We want to know what is the best way to load the data from live dynamodb to redshift.
You can utilize the following pattern:
DynamoDB Streams --> AWS Lambda --> Amazon Kinesis Firehose --> Amazon Redshift.
Diagram from AWS article DynamoDB Streams Use Cases and Design Patterns.
Please also see answer here, AWS DynamoDB Stream into Redshift.
DynamoDB streams are effectively the same as a Kinesis Data Stream, but it is automatically generated by new/changed data in DynamoDB. This allows applications to be notified when new data is added to a DynamoDB table, or when data is changed.

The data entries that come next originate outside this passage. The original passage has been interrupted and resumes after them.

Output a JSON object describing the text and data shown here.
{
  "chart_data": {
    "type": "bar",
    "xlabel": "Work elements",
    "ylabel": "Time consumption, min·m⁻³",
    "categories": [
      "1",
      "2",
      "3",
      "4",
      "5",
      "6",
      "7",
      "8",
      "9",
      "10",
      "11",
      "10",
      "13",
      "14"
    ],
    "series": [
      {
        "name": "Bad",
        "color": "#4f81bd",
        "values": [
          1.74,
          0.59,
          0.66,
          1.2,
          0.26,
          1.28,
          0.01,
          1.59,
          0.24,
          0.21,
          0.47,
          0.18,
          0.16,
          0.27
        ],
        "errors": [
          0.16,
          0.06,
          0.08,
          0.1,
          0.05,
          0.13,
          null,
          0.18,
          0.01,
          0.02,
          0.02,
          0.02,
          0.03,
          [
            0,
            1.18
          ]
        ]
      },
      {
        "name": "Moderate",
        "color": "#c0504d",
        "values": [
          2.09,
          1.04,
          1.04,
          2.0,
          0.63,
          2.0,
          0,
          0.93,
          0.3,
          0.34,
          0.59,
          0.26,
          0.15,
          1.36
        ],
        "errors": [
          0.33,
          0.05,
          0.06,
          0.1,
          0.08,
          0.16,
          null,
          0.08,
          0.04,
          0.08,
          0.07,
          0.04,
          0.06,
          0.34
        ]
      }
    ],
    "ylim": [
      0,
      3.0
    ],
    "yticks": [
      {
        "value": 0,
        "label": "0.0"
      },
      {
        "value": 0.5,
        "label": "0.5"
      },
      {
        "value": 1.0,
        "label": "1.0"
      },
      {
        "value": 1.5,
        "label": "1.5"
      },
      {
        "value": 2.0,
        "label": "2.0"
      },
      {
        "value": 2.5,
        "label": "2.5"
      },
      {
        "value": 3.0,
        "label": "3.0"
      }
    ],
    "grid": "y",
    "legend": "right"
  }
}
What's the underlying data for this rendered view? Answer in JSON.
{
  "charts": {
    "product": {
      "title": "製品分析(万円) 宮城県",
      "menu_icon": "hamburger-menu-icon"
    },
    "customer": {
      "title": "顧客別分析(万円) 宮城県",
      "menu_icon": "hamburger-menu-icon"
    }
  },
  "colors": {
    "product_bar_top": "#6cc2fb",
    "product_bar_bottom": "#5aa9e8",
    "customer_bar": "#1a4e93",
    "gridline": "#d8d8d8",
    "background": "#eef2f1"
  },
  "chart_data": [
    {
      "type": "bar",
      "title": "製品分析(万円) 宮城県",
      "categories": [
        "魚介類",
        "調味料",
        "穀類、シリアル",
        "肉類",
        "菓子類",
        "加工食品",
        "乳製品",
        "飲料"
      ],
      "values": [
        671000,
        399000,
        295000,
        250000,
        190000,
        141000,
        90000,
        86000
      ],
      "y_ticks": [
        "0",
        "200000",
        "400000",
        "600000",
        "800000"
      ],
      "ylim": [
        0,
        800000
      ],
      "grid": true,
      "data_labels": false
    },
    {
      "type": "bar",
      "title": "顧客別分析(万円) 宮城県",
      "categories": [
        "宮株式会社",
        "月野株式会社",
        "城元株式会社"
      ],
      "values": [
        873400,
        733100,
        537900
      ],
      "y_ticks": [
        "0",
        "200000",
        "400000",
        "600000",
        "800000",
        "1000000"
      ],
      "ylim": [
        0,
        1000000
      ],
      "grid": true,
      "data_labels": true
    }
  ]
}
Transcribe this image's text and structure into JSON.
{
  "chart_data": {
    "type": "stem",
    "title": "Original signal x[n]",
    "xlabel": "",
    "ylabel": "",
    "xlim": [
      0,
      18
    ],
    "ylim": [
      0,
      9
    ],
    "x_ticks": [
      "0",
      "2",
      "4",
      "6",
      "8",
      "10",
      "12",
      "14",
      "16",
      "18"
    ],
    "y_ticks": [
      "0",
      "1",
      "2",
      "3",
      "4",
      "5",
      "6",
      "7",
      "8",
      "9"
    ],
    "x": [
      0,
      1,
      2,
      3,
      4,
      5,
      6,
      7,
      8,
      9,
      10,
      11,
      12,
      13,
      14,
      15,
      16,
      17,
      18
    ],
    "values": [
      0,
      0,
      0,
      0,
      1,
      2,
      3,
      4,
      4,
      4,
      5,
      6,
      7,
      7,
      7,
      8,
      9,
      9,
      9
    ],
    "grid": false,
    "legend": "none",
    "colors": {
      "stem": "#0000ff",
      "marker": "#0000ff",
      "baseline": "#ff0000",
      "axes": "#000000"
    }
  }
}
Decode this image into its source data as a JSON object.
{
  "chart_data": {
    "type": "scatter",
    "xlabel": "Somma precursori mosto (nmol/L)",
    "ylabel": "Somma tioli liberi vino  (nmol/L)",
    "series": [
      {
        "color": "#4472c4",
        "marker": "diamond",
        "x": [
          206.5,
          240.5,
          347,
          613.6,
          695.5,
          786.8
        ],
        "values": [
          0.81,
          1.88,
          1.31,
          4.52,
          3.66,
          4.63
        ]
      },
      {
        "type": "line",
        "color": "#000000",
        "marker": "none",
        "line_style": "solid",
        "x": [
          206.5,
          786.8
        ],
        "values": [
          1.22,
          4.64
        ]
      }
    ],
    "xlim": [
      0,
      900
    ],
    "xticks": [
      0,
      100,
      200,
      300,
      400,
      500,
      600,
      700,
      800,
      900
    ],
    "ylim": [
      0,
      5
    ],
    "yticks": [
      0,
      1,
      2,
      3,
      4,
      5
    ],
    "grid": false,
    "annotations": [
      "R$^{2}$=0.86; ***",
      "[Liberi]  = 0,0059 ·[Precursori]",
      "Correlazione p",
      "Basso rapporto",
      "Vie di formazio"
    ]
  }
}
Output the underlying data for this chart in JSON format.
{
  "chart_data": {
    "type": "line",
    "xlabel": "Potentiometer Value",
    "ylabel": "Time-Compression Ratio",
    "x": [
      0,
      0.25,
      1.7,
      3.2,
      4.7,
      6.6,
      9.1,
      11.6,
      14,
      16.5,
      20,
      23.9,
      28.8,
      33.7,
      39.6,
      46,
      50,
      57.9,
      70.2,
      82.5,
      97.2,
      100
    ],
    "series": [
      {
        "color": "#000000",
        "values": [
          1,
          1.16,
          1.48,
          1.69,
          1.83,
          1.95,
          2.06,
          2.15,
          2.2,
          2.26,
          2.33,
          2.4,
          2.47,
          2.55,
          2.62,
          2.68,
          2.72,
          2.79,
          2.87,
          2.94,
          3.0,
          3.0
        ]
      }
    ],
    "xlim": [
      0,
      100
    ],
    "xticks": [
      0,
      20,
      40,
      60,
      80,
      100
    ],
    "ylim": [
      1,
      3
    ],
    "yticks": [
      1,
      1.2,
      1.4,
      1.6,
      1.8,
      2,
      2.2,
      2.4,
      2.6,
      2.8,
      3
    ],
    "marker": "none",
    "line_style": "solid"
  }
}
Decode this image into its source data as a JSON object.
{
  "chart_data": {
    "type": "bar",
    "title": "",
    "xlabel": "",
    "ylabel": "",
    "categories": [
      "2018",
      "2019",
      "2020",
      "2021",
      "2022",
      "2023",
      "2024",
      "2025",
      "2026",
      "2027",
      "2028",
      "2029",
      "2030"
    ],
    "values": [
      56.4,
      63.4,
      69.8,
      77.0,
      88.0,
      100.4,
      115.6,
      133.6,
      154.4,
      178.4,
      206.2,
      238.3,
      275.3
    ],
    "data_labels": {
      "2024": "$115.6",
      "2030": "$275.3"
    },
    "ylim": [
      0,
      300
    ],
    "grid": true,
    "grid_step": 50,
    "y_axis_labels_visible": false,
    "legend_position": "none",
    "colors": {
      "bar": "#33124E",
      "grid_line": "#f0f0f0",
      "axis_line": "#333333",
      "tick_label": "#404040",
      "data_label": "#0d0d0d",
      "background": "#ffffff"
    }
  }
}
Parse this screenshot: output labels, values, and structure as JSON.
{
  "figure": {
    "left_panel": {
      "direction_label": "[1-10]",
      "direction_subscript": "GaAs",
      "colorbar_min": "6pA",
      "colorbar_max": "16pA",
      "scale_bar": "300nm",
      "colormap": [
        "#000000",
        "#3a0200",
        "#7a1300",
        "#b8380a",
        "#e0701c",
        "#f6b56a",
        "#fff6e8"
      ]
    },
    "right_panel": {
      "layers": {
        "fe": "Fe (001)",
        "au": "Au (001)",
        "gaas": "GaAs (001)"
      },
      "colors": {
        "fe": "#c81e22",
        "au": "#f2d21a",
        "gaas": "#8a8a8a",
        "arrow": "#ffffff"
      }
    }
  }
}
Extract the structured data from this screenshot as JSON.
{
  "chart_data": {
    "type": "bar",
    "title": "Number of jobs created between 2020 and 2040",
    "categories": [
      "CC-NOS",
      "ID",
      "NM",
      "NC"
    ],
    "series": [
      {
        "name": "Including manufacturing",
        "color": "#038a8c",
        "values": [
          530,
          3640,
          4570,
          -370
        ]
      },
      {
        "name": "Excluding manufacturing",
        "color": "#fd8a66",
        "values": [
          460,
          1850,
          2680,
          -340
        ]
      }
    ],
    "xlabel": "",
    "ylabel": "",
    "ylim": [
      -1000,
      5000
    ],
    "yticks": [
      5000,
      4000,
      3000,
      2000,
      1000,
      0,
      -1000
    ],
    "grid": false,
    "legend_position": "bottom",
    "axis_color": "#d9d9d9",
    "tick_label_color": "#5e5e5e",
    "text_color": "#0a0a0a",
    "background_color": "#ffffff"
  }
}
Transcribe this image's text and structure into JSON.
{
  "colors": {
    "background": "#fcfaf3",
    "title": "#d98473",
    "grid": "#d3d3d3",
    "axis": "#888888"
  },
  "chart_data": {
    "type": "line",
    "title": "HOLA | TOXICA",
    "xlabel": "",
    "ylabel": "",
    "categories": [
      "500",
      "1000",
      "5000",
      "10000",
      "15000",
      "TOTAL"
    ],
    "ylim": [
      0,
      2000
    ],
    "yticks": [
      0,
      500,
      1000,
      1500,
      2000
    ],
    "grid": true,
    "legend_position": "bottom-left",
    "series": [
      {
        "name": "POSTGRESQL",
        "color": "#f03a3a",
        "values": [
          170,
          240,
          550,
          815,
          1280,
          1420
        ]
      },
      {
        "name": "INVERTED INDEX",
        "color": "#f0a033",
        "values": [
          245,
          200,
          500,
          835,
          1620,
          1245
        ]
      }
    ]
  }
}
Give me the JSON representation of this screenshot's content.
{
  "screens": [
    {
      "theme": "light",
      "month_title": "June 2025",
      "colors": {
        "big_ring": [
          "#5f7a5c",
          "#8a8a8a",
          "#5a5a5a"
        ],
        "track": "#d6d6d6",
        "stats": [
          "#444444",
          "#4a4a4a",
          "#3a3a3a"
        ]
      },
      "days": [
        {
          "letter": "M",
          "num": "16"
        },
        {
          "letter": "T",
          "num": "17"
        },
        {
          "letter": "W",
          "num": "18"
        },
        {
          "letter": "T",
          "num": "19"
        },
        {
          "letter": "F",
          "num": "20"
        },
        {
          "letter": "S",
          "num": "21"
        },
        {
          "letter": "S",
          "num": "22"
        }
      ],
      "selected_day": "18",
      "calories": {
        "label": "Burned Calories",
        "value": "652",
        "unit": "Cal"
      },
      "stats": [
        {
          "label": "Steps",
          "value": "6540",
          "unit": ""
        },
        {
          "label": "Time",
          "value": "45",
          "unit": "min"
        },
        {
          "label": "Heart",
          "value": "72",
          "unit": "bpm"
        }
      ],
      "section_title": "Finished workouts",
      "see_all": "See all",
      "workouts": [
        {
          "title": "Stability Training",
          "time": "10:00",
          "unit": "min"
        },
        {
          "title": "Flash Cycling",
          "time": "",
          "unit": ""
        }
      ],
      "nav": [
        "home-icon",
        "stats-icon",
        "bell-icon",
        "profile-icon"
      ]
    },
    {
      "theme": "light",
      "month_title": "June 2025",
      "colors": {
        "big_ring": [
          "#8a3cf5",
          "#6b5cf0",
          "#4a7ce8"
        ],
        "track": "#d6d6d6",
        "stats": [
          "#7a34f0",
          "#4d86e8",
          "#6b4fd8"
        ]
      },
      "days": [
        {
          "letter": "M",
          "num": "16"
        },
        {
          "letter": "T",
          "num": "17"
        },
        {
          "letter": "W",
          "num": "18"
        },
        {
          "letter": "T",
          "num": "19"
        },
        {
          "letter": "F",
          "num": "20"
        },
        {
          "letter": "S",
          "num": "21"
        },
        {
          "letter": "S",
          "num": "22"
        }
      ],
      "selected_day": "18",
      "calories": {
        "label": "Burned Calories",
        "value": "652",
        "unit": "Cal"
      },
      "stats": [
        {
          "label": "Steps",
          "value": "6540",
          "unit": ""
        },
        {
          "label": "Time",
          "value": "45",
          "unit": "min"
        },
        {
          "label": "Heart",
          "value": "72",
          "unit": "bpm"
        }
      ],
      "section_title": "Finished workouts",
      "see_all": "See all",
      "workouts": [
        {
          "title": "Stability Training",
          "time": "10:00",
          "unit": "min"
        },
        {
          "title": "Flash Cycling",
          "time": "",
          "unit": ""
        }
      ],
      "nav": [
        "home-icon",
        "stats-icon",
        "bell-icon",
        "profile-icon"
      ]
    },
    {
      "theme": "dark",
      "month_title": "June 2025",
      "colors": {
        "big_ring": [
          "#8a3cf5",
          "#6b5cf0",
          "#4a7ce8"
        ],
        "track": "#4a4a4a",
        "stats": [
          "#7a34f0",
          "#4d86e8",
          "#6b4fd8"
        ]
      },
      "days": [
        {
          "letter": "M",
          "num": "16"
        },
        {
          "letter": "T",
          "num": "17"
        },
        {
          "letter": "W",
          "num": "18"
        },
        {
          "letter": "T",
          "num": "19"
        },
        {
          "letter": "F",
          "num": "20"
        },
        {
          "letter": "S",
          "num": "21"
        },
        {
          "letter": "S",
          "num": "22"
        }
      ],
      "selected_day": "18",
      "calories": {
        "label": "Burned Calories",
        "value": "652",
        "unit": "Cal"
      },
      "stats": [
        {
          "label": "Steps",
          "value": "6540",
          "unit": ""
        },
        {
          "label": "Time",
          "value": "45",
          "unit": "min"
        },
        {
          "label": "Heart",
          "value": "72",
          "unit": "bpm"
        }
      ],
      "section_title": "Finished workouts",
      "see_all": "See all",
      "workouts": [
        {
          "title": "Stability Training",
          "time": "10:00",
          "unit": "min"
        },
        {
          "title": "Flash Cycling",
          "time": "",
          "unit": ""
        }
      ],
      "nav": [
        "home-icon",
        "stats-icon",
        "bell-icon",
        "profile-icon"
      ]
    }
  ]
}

A Kinesis Data Firehose can automatically output a stream into Redshift (amongst other destinations).
AWS Lambda can run code without provisioning or managing servers. You pay only for the compute time you consume — there's no charge when your code isn't running. You can run code for virtually any type of application or backend service — all with zero administration.
Lambda is useful for inspecting data coming through a stream. For example, it could be used to manipulate the data format or skip-over data that is not required.
Putting it all together, you could have data added/modified in DynamoDB. This would cause a DynamoDB Stream to be sent that contains information about the change. An AWS Lambda function could inspect the data and manipulate/drop the message. It could then forward the data to Kinesis Data Firehose to automatically insert the data into Amazon Redshift.
Consider looking into a DynamoDB Streams based solution. Streams provides an ordered log of the data plane events transpiring on each DynamoDB partition (so events for each primary key are absolutely ordered). You can use Kinesis Client Library and DynamoDB Streams Kinesis Adapter to process the Stream to Redshift.
DynamoDB Streams is currently in preview, but should be generally available soon.